Mevlana ne güzel buyurmuş:
“Sen varını-yoğunu, malını-mülkünü ver de bir gönül yap! Yap da o gönül; mezarda, o kapkara gecede sana ışık versin!
Allah’ın huzuruna altın dolu binlerce kese götürsen, Cenab-ı Hak:
Biz’e bir şey getirmek istiyorsan, kazanılmış bir gönül getir! Çünkü altın, gümüş Biz'im için bir şey değildir. Eğer Biz’i ve rızamızı istiyorsan, bunun ancak bir gönül kazanmaya bağlı olduğunu unutma!”
Çok fazla şey değil, insanlar ezanının sesiyle, bayrağının gölgesinde özgürce yaşamak istiyor. Emeğinin hak ettiği karşılığı almak istiyor. İnsanca yaşamanın tadına varmak istiyor. Ötekisi olmanın dışında insan olmak istiyor. Hor görülmek, aşağılanmak istemiyor! Değer görmek, önemsenmek istiyor. Sorunlarını dinleyecek muhatap bulmak istiyor. Aramalarının cevapsız kalmasını istemiyor!
***
İnsanlar öyle yada böyle bir şekilde yönetici olabiliyor ama insanların gönlüne giremiyor. Elindeki şansı değerlendiremediği gibi koltuğa oturduğunda “Ben ne oldum, delisi” olabiliyor. Verdiği sözleri bir çırpıda unutup başka bir kimliğe bürünebiliyor. Görev süresi boyunca krallığının keyfini çıkartıyor ama o süre bittiğinde kendisine sokaktaki köpek bile havlamıyor!
O açıdan hizmet yapmanın yanında gönüllere girmekde ayrı kutsal bir hizmet. Maalesef birçok yönetici bu hizmetten bir haber! Bu vurdumduymaz kişilere rağmen bunun bilincinde olan kişilerde var.
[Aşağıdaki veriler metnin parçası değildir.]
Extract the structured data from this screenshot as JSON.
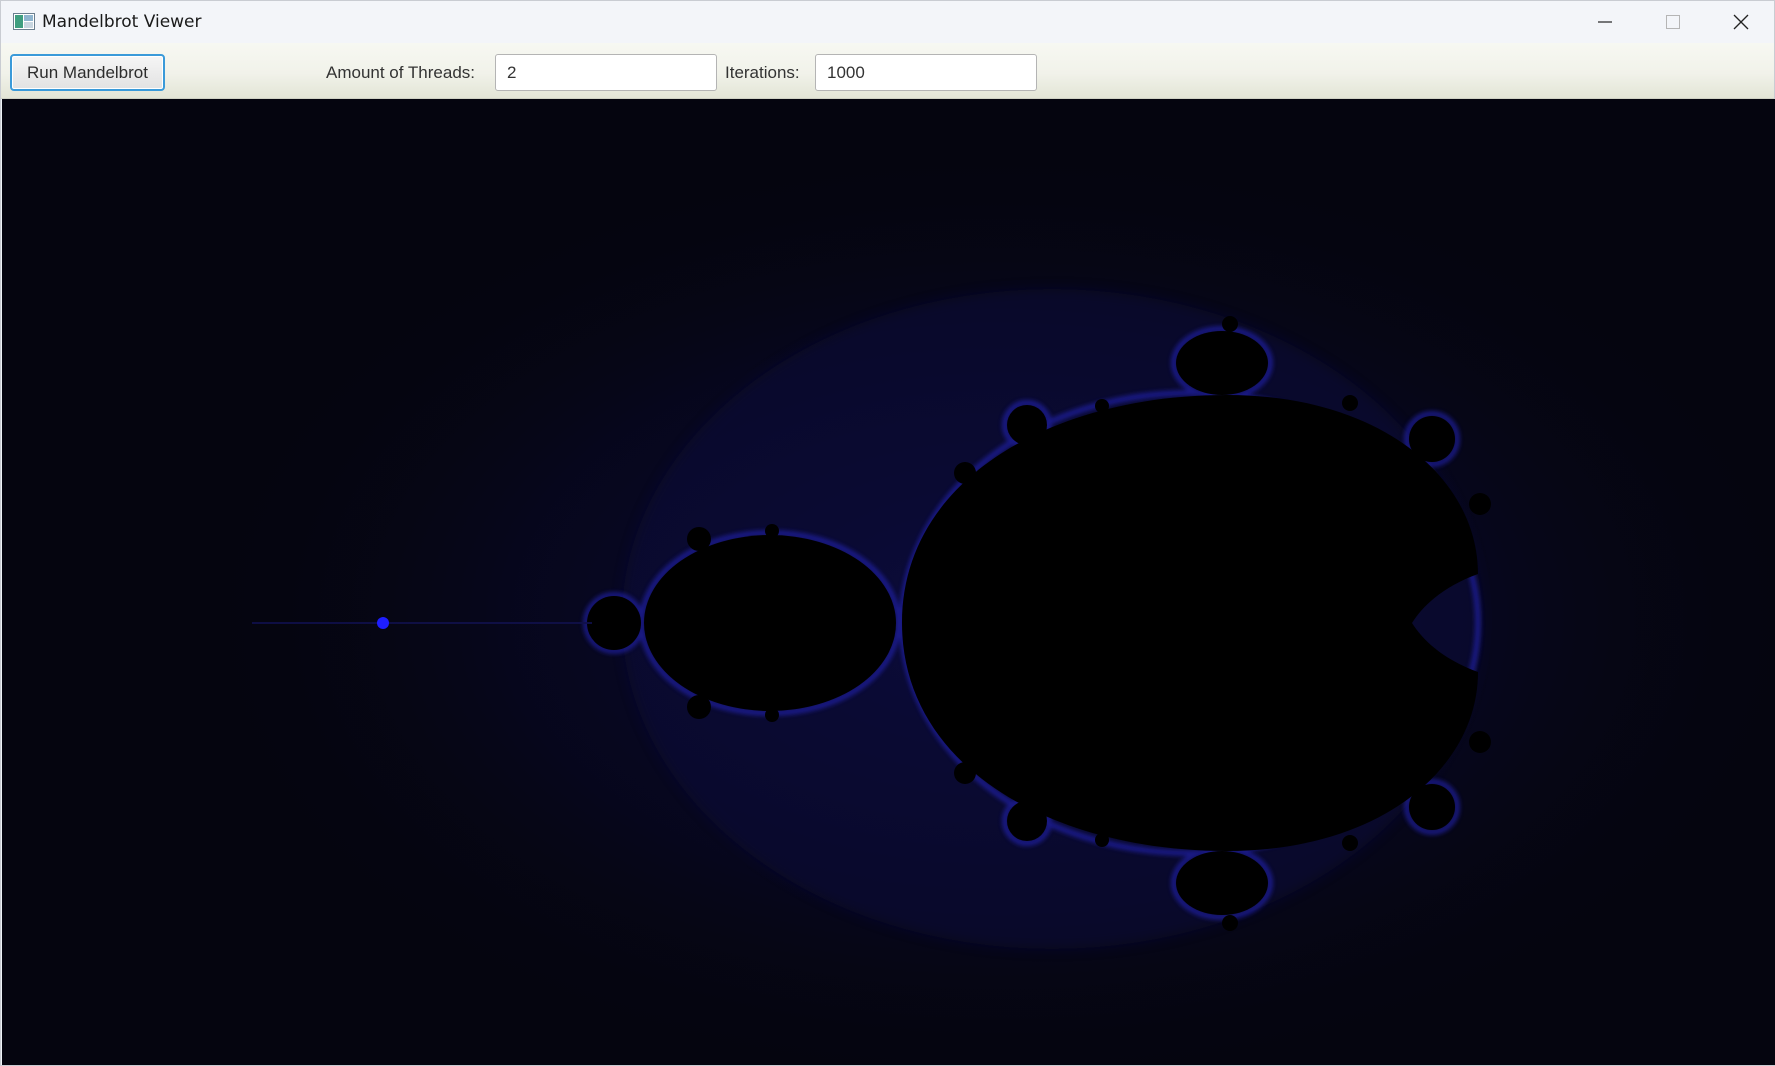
{
  "window": {
    "title": "Mandelbrot Viewer",
    "icon": "app-window-icon",
    "controls": {
      "minimize_icon": "minimize-icon",
      "maximize_icon": "maximize-icon",
      "close_icon": "close-icon"
    }
  },
  "toolbar": {
    "run_label": "Run Mandelbrot",
    "threads_label": "Amount of Threads:",
    "threads_value": "2",
    "iterations_label": "Iterations:",
    "iterations_value": "1000"
  },
  "render": {
    "description_colors": {
      "background": "#05050f",
      "set": "#000000",
      "glow": "#1a1aff",
      "accent_point": "#1e1eff"
    }
  }
}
Bu kişilerden bir tanesi de Kabzımallar ve Komisyoncular Odası Başkanı Halit Orhan!
Halit Başkan büyükle büyük, çocukla çocuk olmanın yanında tam bir gönül adamı. O bazı STK başkanları gibi kindar ve ikiyüzlülüğü meslek edinmemiş. Onu tanıdığım günden beri davranış olarak hiç değiştiğini görmedim. Bir başkasından olumsuz bir şeylerde duymadım. Hep parmakla örnek kişi olarak gösterildi. Kendisi ulu çınar gibi dimdik ayakta durarak gönül kazanmaya devam ediyor. Görevinde başarılar diliyoruz.